US equities lower: Dow (2.16%), S&P (1.79%), Nasdaq (1.36%), Russell (1.64%)
- US equities weaker in Thursday trading, near worst levels. Treasuries rallying across the curve. Dollar weaker, but off worst levels on yen cross (some loose intervention speculation). Gold up 4.5%. Oil lower, with Brent (2.7%) and WTI (4.0%).
- No break from the pervasive risk-off trade. Lot of intertwined concerns in focus. Monetary policy uncertainty and fatigue among widely cited overhangs. Growth slowdown, weak earnings, spillover from commodity weakness and China deflation fears also big headwinds.
- More central bank backlash as Riksbank pushed rates further into negative territory. Disappointing results from GLE-FR exacerbating recent European bank concerns. CSCO-US results/guidance better than feared, but warned about recent pause in enterprise spending.
Fed uncertainty:
- As usual, no shortage of analysis surrounding yesterday’s semiannual monetary policy report to Congress. Some thoughts testimony provided fodder for both hawkish and dovish camps. In terms of the former, Yellen reiterated expectations for gradual tightening cycle, talked up labor market momentum and downplayed recession risks. For the doves, she acknowledged tighter financial conditions and the potential spillover effects for the US economy. In an attempt to backfit the testimony to the pervasive negative sentiment in the markets, the balanced approach may have actually been the problem. This plays into both concerns about the gap between the Fed and market over the policy normalization path, as well as the broader volatility surrounding the policy support and fatigue themes.
Riksbank pushes rates further into negative territory:
- Riksbank cut rates by 15 bp to -0.50% and said will continue to purchase government bonds for the first six months of the year in order to safeguard its inflation target. Added it will also reinvest maturities and coupons from government bond portfolio in line with practice at other central banks. Reiterated that it is highly prepared to provide even more expansionary policy if needed. Noted that there is potential to cut rates further and reiterated need to intervene in FX market. Also lowered its repo rate path, with average rate now at -0.52% in Q2 2016 vs prior -0.41%, Q1 2017 at -0.53 vs -0.33% and Q1 2018 at 0.00% vs -0.26%. Swedish krona weakened and bond yields fell after the decision.
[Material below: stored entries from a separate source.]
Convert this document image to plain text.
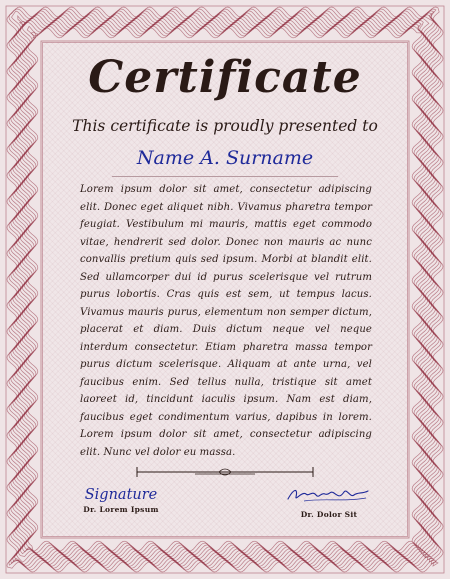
Certificate
This certificate is proudly presented to
Name A. Surname
Lorem ipsum dolor sit amet, consectetur adipiscing elit. Donec eget aliquet nibh. Vivamus pharetra tempor feugiat. Vestibulum mi mauris, mattis eget commodo vitae, hendrerit sed dolor. Donec non mauris ac nunc convallis pretium quis sed ipsum. Morbi at blandit elit. Sed ullamcorper dui id purus scelerisque vel rutrum purus lobortis. Cras quis est sem, ut tempus lacus. Vivamus mauris purus, elementum non semper dictum, placerat et diam. Duis dictum neque vel neque interdum consectetur. Etiam pharetra massa tempor purus dictum scelerisque. Aliquam at ante urna, vel faucibus enim. Sed tellus nulla, tristique sit amet laoreet id, tincidunt iaculis ipsum. Nam est diam, faucibus eget condimentum varius, dapibus in lorem. Lorem ipsum dolor sit amet, consectetur adipiscing elit. Nunc vel dolor eu massa.
Signature
Dr. Lorem Ipsum
Dr. Dolor Sit
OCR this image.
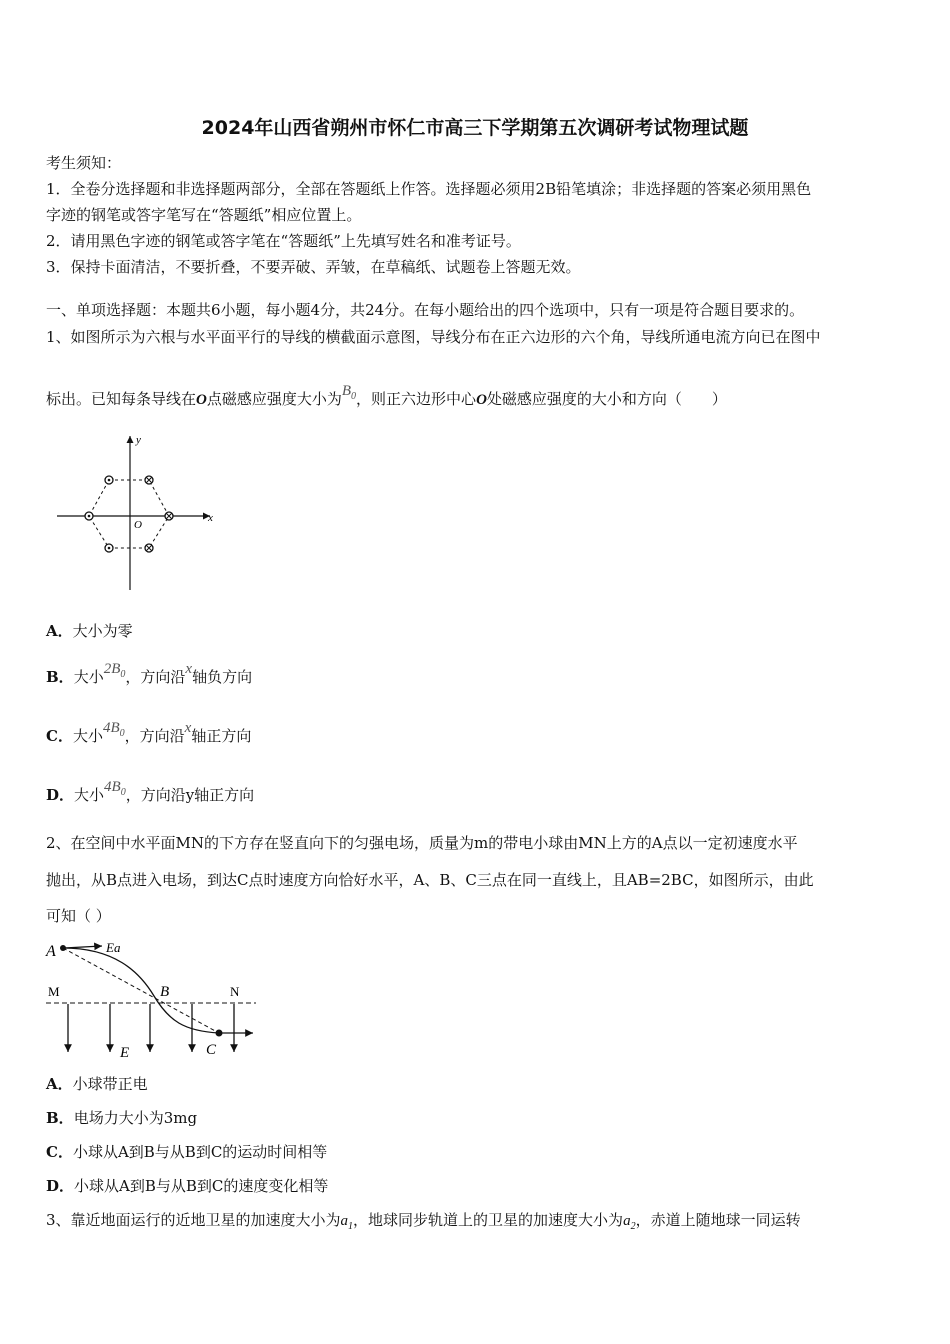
2024年山西省朔州市怀仁市高三下学期第五次调研考试物理试题
考生须知：
1．全卷分选择题和非选择题两部分，全部在答题纸上作答。选择题必须用2B铅笔填涂；非选择题的答案必须用黑色
字迹的钢笔或答字笔写在“答题纸”相应位置上。
2．请用黑色字迹的钢笔或答字笔在“答题纸”上先填写姓名和准考证号。
3．保持卡面清洁，不要折叠，不要弄破、弄皱，在草稿纸、试题卷上答题无效。
一、单项选择题：本题共6小题，每小题4分，共24分。在每小题给出的四个选项中，只有一项是符合题目要求的。
1、如图所示为六根与水平面平行的导线的横截面示意图，导线分布在正六边形的六个角，导线所通电流方向已在图中
标出。已知每条导线在O点磁感应强度大小为$B_0$，则正六边形中心O处磁感应强度的大小和方向（　　）
x
y
O
A．大小为零
B．大小$2B_0$，方向沿x轴负方向
C．大小$4B_0$，方向沿x轴正方向
D．大小$4B_0$，方向沿y轴正方向
2、在空间中水平面MN的下方存在竖直向下的匀强电场，质量为m的带电小球由MN上方的A点以一定初速度水平
抛出，从B点进入电场，到达C点时速度方向恰好水平，A、B、C三点在同一直线上，且AB=2BC，如图所示，由此
可知（ ）
A	Ea
M	N
B
E	C
A．小球带正电
B．电场力大小为3mg
C．小球从A到B与从B到C的运动时间相等
D．小球从A到B与从B到C的速度变化相等
3、靠近地面运行的近地卫星的加速度大小为$a_1$，地球同步轨道上的卫星的加速度大小为$a_2$，赤道上随地球一同运转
Bearish Bass call on China gets more attention:
- Hayman Capital’s Kyle Bass recently said in letter to clients we are witnessing the resetting of largest macro imbalance world has ever seen. Argued that China has reached its near-term limit, while its banking system will experience a loss cycle that will have meaningful spillover effects for the rest of the world. Pointed out that due to such concerns, his fund has sold most of its risk assets. Also told Bloomberg he has ~85% of portfolio in China-related trades. Report said that banking system losses, which could exceed 400% of the US banking losses incurred during subprime crisis, are starting to accelerate. Added that PBoC would need to $10T worth of yuan to recapitalize its banking system. Expects by time cycle has peaked, yuan will have depreciated in excess of 30% vs US dollar.
Amazon announces $5B buyback, other companies getting more aggressive:
- AMZN-US announced a new $5B share buyback program after close on Wednesday to replace a $2B program approved back in 2010. Fits with recent trend of companies getting more aggressive with both their buyback announcements and repurchase activity. Goldman Sachs had a note out earlier this week highlighting strongest start ever for repurchase authorizations with YTD buyback announcements at a record $90B. Firm added its buyback desk also seeing uptick in activity as windows reopen and companies engage in discretionary purchases. Bloomberg article pointed out buybacks not helping stocks this year, while strategists have also flagged recent underperformance of buyback strategies. Seems to fit with ramp in shareholder preference for capex and balance sheet protection.
Difficult for subprime auto to be next “Big Short”:
- With the widespread selloff in risk assets this year, lots of discussion about where next catastrophe may be. Subprime auto has been a source of concern for a while now. Bloomberg noted that according to S&P, losses on securitized loans rose to 7.5% in November, highest since 2010. Also highlighted concerns about longer loan repayment terms, ballooning loan balances and greater willingness to finance used cars. However, while hedge funds increasingly interested in betting against the space, banks largely unwilling to make market given reputational and regulatory risk. In addition, no derivatives exist to bet against subprime because few managers interested in using such securities to wager underlying securities will perform as originally expected.
Abenomics under more scrutiny:
- Amid the recent ramp in policy scrutiny, Abenomics has not gone unscathed. WSJ discussed this dynamic, but article really did not break much new ground. Noted failure of BoJ to generate a sustained upswing, even after taking radical step of embracing negative rates, suggests Abenomics has reached an impasse. Argued that big lesson in all of this for other major economies that have followed similar strategies is that changing psychology is much more difficult than just changing interest rates. While paper was not as critical as others about lack of any meaningful traction behind key third arrow of Abenomics, structural reform, it did point out that some of the measures were never designed to provide short-term support.